Afghan peace talks set to restart in Qatar

Negotiations between the government and the Taliban are taking place in Doha after a three-week pause. The US is drawing down its troop presence in Afghanistan after nearly two decades.

By: Deutsche Welle | Updated: January 6, 2021 10:19:57 am
During an earlier round of the peace talks. (AP Photo/File)

Peace talks aimed at brokering an end to two decades of war in Afghanistan are set to kick off in Qatar on Tuesday. Representatives from the Afghan government and the Taliban will meet in the Gulf state’s capital, Doha, for the first time in three weeks.

It took some three months to thrash out an agreement on procedural issues for the negotiations, which began after the Taliban struck a deal with the US allowing it to pull its troops out of Afghanistan for security guarantees.

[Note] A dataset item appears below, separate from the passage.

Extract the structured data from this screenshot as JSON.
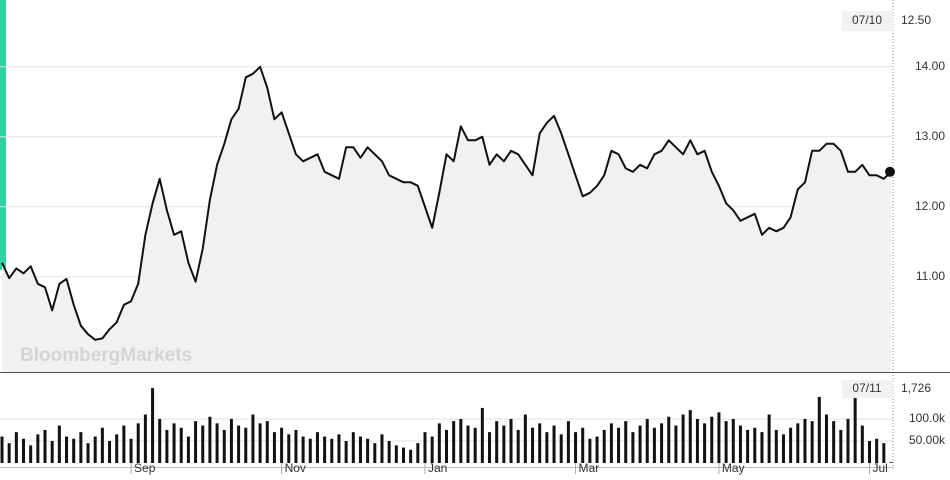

Under the terms of the agreement, the formation of a “new post-settlement Afghan Islamic government” would be determined through negotiations between both sides.

What is at stake? The latest round will cover contentious issues such as power-sharing and a ceasefire. The Taliban currently refuses to recognize the US-backed government.

The US has been scaling back its presence in Afghanistan nearly 20 years after it intervened with its allies to overthrow the Taliban in the weeks after the September 11, 2001 attacks in the US.

It means just 2,500 American soldiers will still be in Afghanistan when President-elect Joe Biden takes office this month. Biden wants to keep a small intelligence-based presence in Afghanistan, but Taliban leaders have flatly rejected any foreign troops.

Officials familiar with the US-Taliban peace deal say there is no wiggle room that would allow even a small number to remain.

Taliban rejects 2019 presidential election President Ashraf Ghani’s government was elected in 2019 for a five-year term but the Taliban rejected the election.

But relentless violence is over-shadowing the bid to find peace.

Government officials have in recent weeks accused the Taliban of a string of high-profile murders, including of bureaucrats and journalists, and bomb attacks.

The Taliban have rejected some of the accusations but at the same time, they have made gains against government forces in fighting in various parts of the country.

The level of violence has prompted occasional intervention by Western forces.

European officials have also urged both sides to reduce hostilities and move quickly towards a settlement.